Most multimodal SFT datasets focus on natural images or synthetic captions; geospatial supervision is still sparse yet critical for earth-observation tasks. This snapshot packages satellite RGB chips with aligned per-pixel land-cover rasters and human-readable per-tile captions so visual-language models can learn grounded land-cover descriptions and bounding-box grounding from real satellite sources.
What Sets It Apart
- Tile-level SFT rows: each JSONL row aligns an RGB chip with one or more text messages (global caption, per-class captions, optional bounding-box overlays) ready for SFT-style supervised fine-tuning. This reduces pre-processing friction for training multimodal models.
- Geospatial provenance and alignment: optical tiles are sourced from Sentinel-2 previews and labels come from Earth Engine rasters reprojected to the same 10 m grid, then tiled and downsampled with masks—helpful when you need spatially consistent label alignment rather than heuristic bbox-only labels.
- Optional context and visualization: the snapshot includes optional Mapbox stills per POI and overlay PNGs for bbox visualization, which eases qualitative evaluation and can be used for instruction-style context rows.
- Hub-friendly layout: images, overlays, map stills, metadata, and sharded JSONL splits are pre-organized and constrained to Hub file limits, simplifying large-dataset downloads and streaming.
Who It's For — Tradeoffs
Great fit if you want a ready-made dataset to fine-tune multimodal/vision-language models on land-cover description, grounding, or bounding-box supervision using real Sentinel‑2 imagery.

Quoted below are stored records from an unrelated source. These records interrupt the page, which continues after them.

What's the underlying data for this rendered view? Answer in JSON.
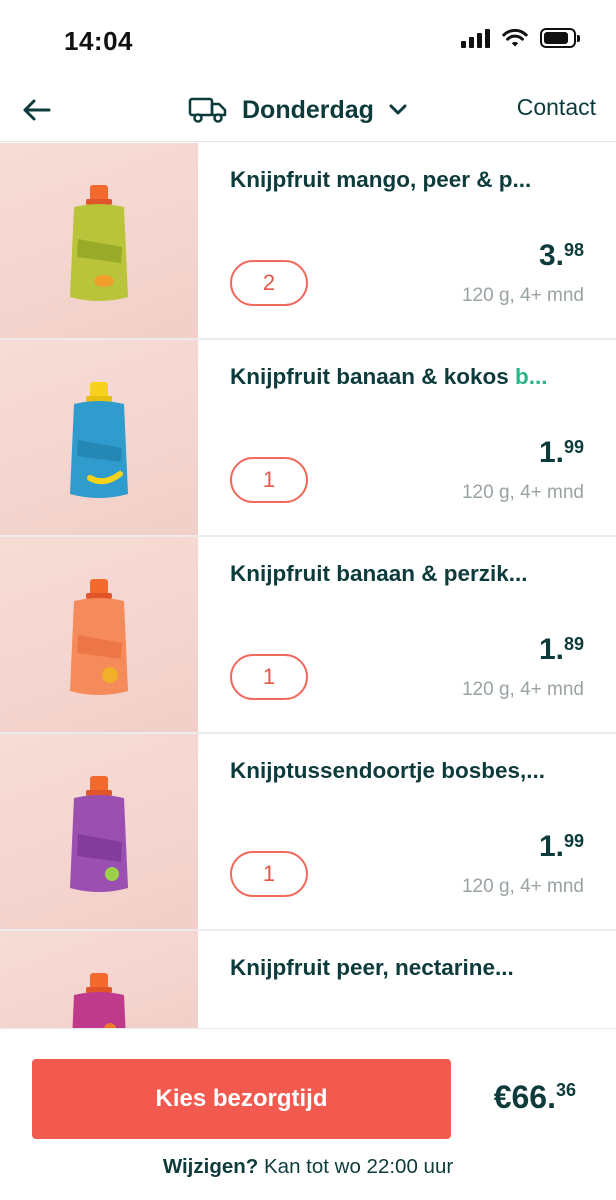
{
  "status_bar": {
    "time": "14:04"
  },
  "header": {
    "back_icon": "arrow-left-icon",
    "truck_icon": "delivery-truck-icon",
    "day": "Donderdag",
    "chevron_icon": "chevron-down-icon",
    "contact": "Contact"
  },
  "products": [
    {
      "name": "Knijpfruit mango, peer & p...",
      "promo": "",
      "qty": "2",
      "price_euros": "3",
      "price_cents": "98",
      "unit": "120 g, 4+ mnd",
      "pouch_color": "#b9c43a",
      "label_color": "#8aa020"
    },
    {
      "name": "Knijpfruit banaan & kokos ",
      "promo": "b...",
      "qty": "1",
      "price_euros": "1",
      "price_cents": "99",
      "unit": "120 g, 4+ mnd",
      "pouch_color": "#2f9ccd",
      "label_color": "#f6d21a"
    },
    {
      "name": "Knijpfruit banaan & perzik...",
      "promo": "",
      "qty": "1",
      "price_euros": "1",
      "price_cents": "89",
      "unit": "120 g, 4+ mnd",
      "pouch_color": "#f58a5a",
      "label_color": "#f0b02a"
    },
    {
      "name": "Knijptussendoortje bosbes,...",
      "promo": "",
      "qty": "1",
      "price_euros": "1",
      "price_cents": "99",
      "unit": "120 g, 4+ mnd",
      "pouch_color": "#9b4fb0",
      "label_color": "#f39b2b"
    },
    {
      "name": "Knijpfruit peer, nectarine...",
      "promo": "",
      "qty": "",
      "price_euros": "",
      "price_cents": "",
      "unit": "",
      "pouch_color": "#c03a8c",
      "label_color": "#f07a2b"
    }
  ],
  "footer": {
    "cta": "Kies bezorgtijd",
    "total_main": "€66.",
    "total_cents": "36",
    "change_bold": "Wijzigen?",
    "change_rest": " Kan tot wo 22:00 uur"
  },
  "colors": {
    "accent": "#f25a4f",
    "text": "#0d3b3c",
    "muted": "#9aa3a3",
    "promo": "#2fb38a"
  }
}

It suits research and prototyping for remote-sensing captioning, weakly-supervised grounding, or instruction-tuned geospatial models.
Look elsewhere if you need fully labeled instance segmentation or high-resolution commercial imagery—labels are per-pixel land-cover rasters reprojected and nearest-neighbor downsampled (10 m grid), and some assets (Mapbox stills, STAC sources) carry external ToS that you must respect.
Where It Fits
This snapshot sits between classic remote-sensing raster datasets (dense land-cover labels) and general vision-language SFT corpora: it supplies georeferenced image–text pairs that are specifically formatted for SFT workflows, not raw research-only rasters or purely vector GIS products.
How It Was Produced
Tiles derive from Sentinel‑2 visual previews (blue/green/red or visual), POIs come from a GeoGuessr-style pano dataset for contextual locations, and label rasters originate from Earth Engine exports. Rasters were reprojected to the 10 m RGB grid, tiled, and nearest-neighbor downsampled; JSONL rows include metadata sidecars (coordinates, scene ID, per-class counts) and splits hashed by poi_id for train/validation/test separation.
Use this dataset with attention to the original STAC/Earth Engine/Mapbox terms and the HF pano dataset license for coordinate provenance.